Mutt and Jeff

A personal note today, far away from politics and economics and world travel.  I have started to wear a hearing aid.

I’ve been pretty deaf in my right ear since a mastoid operation at the age of 10.  It was a path-breaking operation at the time – until recently, surgeons had left a large scar behind the ear.  My doctor used a new technique that involved operating through the ear drum: I remember as a kid lines of medical students queuing up to look approvingly in my ear.  “Mmmm, nice”.   I missed my 11+ because I was in hospital, and took it late in a hall where almost everyone else was a polio victim – this was 1955.  There were 4,000 cases of polio that year, and Birmingham City’s full-back Jeff Hall died of it.  My memory is that the exam room clanked with crutches and sticks.   The Salk vaccine came in that year, and for anyone who says that science takes away the mystery of life … yes, well, as the comedian Robin Ince says, try life without it.
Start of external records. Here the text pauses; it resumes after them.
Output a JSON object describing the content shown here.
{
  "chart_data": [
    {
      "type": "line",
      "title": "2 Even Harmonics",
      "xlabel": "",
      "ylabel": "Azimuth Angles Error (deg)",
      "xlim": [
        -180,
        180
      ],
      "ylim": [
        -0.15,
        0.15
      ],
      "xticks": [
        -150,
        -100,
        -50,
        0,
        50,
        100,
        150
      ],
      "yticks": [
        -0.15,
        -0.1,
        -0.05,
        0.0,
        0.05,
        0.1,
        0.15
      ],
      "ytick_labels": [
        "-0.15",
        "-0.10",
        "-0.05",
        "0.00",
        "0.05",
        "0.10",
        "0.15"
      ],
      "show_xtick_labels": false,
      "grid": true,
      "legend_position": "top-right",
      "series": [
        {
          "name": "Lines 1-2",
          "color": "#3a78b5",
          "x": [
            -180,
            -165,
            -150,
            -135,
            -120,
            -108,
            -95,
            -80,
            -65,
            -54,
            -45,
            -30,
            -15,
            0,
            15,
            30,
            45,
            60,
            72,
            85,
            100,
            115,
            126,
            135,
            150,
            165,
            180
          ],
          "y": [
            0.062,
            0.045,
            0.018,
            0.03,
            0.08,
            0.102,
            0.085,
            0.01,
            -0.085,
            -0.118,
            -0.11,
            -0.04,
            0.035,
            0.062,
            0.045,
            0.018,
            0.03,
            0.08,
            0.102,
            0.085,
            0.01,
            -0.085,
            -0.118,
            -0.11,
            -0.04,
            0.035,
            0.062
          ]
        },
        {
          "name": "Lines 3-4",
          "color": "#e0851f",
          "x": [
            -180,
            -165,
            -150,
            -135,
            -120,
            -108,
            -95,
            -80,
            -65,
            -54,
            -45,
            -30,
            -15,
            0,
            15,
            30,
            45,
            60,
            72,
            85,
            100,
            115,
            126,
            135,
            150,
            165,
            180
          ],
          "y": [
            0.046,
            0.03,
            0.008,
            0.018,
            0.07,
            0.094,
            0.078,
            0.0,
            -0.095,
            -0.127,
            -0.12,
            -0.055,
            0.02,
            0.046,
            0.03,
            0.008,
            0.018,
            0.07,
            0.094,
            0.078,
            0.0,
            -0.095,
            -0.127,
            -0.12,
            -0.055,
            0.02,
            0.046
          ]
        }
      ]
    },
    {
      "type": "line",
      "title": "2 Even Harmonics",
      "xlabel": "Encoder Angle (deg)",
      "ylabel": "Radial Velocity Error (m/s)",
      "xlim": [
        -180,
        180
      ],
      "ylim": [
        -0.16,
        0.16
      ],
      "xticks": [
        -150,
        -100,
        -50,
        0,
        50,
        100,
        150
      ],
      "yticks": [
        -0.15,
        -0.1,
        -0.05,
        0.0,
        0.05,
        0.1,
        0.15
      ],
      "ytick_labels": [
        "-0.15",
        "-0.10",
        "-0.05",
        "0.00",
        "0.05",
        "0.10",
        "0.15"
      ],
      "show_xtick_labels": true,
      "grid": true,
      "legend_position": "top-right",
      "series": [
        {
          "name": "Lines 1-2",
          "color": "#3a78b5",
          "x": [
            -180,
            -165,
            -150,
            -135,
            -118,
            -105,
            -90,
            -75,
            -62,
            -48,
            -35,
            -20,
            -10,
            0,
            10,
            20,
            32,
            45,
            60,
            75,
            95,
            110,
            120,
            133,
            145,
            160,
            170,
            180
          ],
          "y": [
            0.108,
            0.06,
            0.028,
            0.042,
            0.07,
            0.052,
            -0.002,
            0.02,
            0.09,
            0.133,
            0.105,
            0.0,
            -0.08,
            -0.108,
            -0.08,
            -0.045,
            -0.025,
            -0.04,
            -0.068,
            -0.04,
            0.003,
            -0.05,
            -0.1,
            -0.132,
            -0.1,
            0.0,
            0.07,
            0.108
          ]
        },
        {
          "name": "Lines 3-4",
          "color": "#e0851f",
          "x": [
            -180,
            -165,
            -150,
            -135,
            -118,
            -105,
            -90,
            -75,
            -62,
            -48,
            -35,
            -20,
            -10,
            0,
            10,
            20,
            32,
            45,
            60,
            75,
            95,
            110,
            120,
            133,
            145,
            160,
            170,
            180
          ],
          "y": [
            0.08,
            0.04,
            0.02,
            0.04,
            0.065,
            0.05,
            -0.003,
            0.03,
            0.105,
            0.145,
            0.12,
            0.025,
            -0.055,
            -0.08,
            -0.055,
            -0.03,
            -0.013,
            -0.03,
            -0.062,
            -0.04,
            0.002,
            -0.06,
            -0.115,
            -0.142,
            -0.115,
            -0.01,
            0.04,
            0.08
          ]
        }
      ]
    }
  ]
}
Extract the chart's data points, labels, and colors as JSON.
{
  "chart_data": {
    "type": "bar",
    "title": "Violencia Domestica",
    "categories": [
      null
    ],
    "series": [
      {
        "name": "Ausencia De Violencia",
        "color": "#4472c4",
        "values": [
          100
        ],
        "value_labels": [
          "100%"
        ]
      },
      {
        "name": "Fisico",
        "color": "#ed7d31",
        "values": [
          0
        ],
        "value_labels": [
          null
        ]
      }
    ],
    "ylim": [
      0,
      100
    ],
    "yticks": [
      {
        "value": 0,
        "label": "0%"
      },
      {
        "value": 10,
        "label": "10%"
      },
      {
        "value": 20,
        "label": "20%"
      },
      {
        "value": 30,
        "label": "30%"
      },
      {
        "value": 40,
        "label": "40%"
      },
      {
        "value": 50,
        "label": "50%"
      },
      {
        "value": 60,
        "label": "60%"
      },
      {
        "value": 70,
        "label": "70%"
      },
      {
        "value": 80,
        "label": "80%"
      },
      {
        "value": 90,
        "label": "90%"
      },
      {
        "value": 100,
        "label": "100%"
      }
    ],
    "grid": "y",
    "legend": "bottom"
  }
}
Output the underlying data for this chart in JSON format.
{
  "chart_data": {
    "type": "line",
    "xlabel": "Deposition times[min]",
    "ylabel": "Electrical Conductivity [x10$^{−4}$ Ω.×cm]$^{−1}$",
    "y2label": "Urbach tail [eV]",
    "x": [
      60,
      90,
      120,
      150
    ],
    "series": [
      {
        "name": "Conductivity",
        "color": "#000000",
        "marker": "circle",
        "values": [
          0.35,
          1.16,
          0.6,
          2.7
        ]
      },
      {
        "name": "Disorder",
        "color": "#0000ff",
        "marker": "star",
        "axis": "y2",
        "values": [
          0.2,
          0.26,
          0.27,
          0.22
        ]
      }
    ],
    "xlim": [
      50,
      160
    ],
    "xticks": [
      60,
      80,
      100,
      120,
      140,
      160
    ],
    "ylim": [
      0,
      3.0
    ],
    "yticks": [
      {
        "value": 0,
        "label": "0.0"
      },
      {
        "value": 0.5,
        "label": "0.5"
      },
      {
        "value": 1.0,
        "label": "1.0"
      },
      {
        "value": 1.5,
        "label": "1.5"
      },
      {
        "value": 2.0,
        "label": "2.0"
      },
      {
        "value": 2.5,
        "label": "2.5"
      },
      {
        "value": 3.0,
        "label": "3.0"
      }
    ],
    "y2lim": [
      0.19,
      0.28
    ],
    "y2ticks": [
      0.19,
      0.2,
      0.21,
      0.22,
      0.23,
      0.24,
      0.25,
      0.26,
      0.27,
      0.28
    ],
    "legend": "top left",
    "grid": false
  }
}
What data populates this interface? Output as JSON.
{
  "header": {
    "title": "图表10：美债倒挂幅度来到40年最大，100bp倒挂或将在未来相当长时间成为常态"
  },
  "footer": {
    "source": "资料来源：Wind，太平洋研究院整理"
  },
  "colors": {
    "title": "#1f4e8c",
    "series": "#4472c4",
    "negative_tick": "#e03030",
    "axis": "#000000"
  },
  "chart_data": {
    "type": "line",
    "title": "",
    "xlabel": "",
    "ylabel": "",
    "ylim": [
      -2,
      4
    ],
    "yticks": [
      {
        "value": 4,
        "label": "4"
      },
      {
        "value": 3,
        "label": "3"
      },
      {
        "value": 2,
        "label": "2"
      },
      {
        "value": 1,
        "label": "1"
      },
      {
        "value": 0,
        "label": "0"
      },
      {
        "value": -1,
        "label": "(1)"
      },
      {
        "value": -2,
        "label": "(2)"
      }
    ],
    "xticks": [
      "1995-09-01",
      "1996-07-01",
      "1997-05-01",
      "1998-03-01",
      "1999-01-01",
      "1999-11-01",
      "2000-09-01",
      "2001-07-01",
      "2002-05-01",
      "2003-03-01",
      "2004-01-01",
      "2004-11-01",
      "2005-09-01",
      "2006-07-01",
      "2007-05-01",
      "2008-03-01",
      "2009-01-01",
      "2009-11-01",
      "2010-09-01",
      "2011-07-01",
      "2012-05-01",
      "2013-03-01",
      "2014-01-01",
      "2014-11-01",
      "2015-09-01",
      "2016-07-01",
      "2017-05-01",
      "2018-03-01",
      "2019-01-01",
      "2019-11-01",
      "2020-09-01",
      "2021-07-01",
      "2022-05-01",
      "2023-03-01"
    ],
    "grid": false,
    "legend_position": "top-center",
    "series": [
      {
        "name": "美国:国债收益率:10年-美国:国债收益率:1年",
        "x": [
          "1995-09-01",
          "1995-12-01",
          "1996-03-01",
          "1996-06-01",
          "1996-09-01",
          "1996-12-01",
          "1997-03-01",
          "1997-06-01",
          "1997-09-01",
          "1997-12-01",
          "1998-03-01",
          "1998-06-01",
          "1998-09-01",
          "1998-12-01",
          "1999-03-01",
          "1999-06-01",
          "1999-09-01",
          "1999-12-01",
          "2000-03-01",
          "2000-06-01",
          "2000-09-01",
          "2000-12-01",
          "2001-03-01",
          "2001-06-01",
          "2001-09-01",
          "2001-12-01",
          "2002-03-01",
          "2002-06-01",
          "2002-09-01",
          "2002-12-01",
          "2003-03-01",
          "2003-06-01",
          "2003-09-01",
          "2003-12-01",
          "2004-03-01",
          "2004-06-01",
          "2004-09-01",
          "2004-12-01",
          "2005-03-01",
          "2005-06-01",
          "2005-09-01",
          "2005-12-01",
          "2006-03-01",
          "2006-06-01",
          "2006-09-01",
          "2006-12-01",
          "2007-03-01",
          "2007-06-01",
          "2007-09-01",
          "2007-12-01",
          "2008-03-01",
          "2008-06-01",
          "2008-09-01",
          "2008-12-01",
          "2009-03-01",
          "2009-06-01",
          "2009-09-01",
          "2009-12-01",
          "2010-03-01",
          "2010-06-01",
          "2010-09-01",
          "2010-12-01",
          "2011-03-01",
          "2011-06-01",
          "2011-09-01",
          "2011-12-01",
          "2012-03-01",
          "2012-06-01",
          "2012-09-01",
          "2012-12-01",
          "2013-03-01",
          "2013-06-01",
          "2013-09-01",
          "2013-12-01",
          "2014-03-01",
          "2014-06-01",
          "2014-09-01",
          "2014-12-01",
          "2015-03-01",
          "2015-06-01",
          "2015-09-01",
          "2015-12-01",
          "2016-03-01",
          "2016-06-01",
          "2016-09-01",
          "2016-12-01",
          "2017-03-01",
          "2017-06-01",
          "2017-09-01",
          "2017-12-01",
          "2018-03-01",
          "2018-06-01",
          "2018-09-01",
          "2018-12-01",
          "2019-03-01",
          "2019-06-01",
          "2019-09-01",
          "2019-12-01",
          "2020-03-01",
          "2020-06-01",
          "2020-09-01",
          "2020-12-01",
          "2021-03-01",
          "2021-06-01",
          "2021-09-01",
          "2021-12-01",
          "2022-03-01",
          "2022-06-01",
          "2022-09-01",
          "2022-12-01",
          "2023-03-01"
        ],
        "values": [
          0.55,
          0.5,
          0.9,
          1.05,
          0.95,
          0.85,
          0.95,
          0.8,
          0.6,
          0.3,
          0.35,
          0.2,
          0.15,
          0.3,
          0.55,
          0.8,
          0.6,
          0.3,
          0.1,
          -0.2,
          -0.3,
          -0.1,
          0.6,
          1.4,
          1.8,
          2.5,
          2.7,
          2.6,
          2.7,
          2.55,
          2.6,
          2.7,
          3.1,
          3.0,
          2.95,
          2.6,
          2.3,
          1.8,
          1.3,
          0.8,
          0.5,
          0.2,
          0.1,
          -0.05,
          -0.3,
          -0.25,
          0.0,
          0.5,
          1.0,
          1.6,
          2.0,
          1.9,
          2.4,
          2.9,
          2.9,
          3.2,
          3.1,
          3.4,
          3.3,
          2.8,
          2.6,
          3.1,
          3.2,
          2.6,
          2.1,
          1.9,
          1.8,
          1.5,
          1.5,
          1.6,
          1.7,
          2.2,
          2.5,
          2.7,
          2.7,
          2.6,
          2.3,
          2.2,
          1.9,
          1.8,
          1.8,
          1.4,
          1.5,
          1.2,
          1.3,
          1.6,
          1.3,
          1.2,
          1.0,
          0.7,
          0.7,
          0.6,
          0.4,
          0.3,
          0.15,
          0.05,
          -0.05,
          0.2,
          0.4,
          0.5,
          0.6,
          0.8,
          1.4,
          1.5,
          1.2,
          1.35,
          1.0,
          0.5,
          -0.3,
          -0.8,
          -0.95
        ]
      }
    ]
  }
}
So I’ve always been a bit mutt-and-jeff.  It’s never bothered me much, though sometimes ignoring people can be awkward or wrongly interpreted (partly because you have to look at people’s lips, not their eyes, which makes you seem shifty).  And all hearing is selective.  When I was a college Principal, my colleagues reckoned I could hear the college budget when it was being discussed at three hundred yards.  The main irritation – and people with bigger hearing problems than me find it infuriating – is when you ask people to repeat what they’ve just said.  My wife is patient and kind, but other people tend to assume you’re rather stupid, and need things explained slowly and in a very simple way.  Aaaargh !  No, I don’t want a re-interpretation, I don’t want the version for the dim: just bloody repeat what you said.  So, the time has come as age took away the sharpness from my good ear, I finally decided to get some electrical help.

Most people know that deafness is not a question of losing the volume control.  What happens is that you lose frequencies, usually the higher ones.  I love radio, but at home and in my car, the treble is turned up to maximum, and the bass to minimum, to try to compensate.  At home, I couldn’t hear the upstairs phone ring.  But now, a new world has opened for me.  The obvious things are good – going to the theatre last night and hearing every word, having a dinner party conversation with friends – but the striking sounds are the ones you haven’t heard for a while.  Birdsong – when did that become so loud ?  I actually crinkle supermarket plastic bags, because they sound such fun; and so does turning the pages of a newspaper.  When I was a kid, the family word for male urination  was ‘having a tinkle’: and I am now reminded of why that was.

The child of a close friend has just had a cochlear implant, and will have the unit turned on in a week or so.  That must be an extraordinary business.  He has started to blog the experience, and I will follow with interest.  Fancy hearing consonants for the first time in your life !   All that is far, far more remarkable and life changing than my minor gadget, but for the moment, I am just having fun listen to my keyboard clatter.